Non-blocking access with asyncio:

import asyncio
import turso.aio

async def main():
    # Connect and use as an async context manager
    async with turso.aio.connect(":memory:") as conn:
        # Executes multiple statements
        await conn.executescript("""
            CREATE TABLE t (id INTEGER PRIMARY KEY, name TEXT);
            INSERT INTO t(name) VALUES ('alice'), ('bob');
        """)

        # Use a cursor for parameterized queries
        cur = conn.cursor()
        await cur.execute("SELECT COUNT(*) FROM t WHERE name LIKE ?", ("a%",))
        count = (await cur.fetchone())[0]
        print(count)  # 1

        # JSON and generate_series also available
        cur = conn.cursor()
        await cur.execute("SELECT SUM(value) FROM generate_series(1, 10)")
        print((await cur.fetchone())[0])  # 55

asyncio.run(main())

Synchronization driver

Use a remote Turso database while working locally. You can bootstrap local state from the remote, pull remote changes, and push local commits.

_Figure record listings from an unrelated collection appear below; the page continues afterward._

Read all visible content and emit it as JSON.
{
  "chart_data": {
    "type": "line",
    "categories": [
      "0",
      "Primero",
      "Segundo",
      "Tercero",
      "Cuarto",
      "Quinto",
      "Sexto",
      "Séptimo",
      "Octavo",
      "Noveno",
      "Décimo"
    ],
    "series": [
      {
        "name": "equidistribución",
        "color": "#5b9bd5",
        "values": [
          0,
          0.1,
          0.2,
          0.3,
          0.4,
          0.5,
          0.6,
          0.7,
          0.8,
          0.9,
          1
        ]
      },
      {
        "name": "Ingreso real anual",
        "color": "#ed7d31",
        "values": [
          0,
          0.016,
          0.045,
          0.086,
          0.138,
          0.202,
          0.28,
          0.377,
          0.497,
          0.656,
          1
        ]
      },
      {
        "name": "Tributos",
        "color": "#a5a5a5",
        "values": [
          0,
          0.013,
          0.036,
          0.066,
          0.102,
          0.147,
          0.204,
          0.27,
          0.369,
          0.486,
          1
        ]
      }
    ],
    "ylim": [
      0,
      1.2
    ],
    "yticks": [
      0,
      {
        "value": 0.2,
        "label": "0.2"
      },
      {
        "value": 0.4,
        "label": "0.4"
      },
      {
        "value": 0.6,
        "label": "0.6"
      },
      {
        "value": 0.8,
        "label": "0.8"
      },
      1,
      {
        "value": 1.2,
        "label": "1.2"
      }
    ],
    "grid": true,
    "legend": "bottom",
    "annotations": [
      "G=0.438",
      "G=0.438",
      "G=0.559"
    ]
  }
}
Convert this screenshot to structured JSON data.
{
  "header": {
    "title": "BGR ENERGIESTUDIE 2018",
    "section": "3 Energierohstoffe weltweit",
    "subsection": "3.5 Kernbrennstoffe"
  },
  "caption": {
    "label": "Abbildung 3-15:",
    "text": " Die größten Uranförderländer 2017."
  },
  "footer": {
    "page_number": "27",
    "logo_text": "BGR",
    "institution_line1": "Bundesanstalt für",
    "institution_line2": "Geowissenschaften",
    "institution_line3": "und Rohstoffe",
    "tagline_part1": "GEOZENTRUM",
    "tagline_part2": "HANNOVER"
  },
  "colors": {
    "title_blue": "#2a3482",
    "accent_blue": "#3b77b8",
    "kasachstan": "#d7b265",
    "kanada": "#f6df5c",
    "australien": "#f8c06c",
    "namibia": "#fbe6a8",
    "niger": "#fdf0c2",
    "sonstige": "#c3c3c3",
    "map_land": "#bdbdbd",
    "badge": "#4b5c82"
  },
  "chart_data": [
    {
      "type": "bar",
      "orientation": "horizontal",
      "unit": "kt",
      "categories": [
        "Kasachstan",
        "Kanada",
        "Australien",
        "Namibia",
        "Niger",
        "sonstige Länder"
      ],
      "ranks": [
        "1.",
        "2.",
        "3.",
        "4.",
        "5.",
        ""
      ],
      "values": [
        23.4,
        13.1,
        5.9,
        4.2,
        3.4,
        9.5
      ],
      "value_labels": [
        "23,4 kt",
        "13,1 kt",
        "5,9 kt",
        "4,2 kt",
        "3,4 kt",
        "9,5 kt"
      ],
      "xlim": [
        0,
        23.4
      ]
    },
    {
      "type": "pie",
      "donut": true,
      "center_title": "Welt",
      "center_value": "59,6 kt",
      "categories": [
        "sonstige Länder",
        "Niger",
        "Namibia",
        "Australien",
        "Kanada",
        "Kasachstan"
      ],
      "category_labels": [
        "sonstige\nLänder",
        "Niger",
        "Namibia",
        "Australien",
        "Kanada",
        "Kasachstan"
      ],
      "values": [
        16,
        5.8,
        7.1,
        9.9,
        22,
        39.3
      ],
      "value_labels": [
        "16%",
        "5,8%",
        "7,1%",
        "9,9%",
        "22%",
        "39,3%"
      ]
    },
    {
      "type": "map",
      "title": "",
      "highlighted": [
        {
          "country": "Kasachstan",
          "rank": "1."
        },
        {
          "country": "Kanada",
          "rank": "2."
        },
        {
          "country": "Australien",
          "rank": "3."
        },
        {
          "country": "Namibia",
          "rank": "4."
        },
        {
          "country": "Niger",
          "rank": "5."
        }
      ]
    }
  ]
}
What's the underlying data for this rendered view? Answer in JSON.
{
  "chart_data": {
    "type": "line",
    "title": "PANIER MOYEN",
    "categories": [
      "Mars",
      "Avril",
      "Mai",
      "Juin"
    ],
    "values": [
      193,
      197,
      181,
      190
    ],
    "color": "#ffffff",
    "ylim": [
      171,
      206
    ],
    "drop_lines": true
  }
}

Note: You need a Turso remote URL. See the Turso docs for provisioning and authentication.

import turso.sync

# Connect a local database to a remote Turso database
conn = turso.sync.connect(
    ":memory:",                          # local db path (or a file path)
    remote_url="https://<db>.<region>.turso.io"  # your remote URL
)

# Read data (fetched from remote if not present locally yet)
rows = conn.execute("SELECT * FROM t").fetchall()
print(rows)

# Pull new changes from remote into local
changed = conn.pull()
print("Pulled:", changed)  # True if there were new remote changes

# Make local changes
conn.execute("INSERT INTO t VALUES ('push works')")
conn.commit()

# Push local commits to remote
conn.push()

# Optional: inspect and manage sync state
stats = conn.stats()
print("Network received (bytes):", stats.network_received_bytes)
conn.checkpoint()  # compact local WAL after many writes

conn.close()

Partial bootstrap to reduce initial network cost:

import turso.sync

conn = turso.sync.connect(
    "local.db",
    remote_url="https://<db>.<region>.turso.io",
    # fetch first 128 KiB upfront
    partial_sync_opts=turso.sync.PartialSyncOpts(
      bootstrap_strategy=turso.sync.PartialSyncPrefixBootstrap(length=128 * 1024),
    ),
)

Synchronization driver (asyncio)

The same sync primitives, but fully async:

import asyncio

async def main():
    conn = await turso.aio.sync.connect(":memory:", remote_url="https://<db>.<region>.turso.io")

    # Read data
    rows = await (await conn.execute("SELECT * FROM t")).fetchall()
    print(rows)

    # Pull and push
    await conn.pull()
    await conn.execute("INSERT INTO t VALUES ('hello from asyncio')")
    await conn.commit()
    await conn.push()

    # Stats and maintenance
    stats = await conn.stats()
    print("Main WAL size:", stats.main_wal_size)
    await conn.checkpoint()

    await conn.close()

asyncio.run(main())

License

This project is licensed under the MIT license.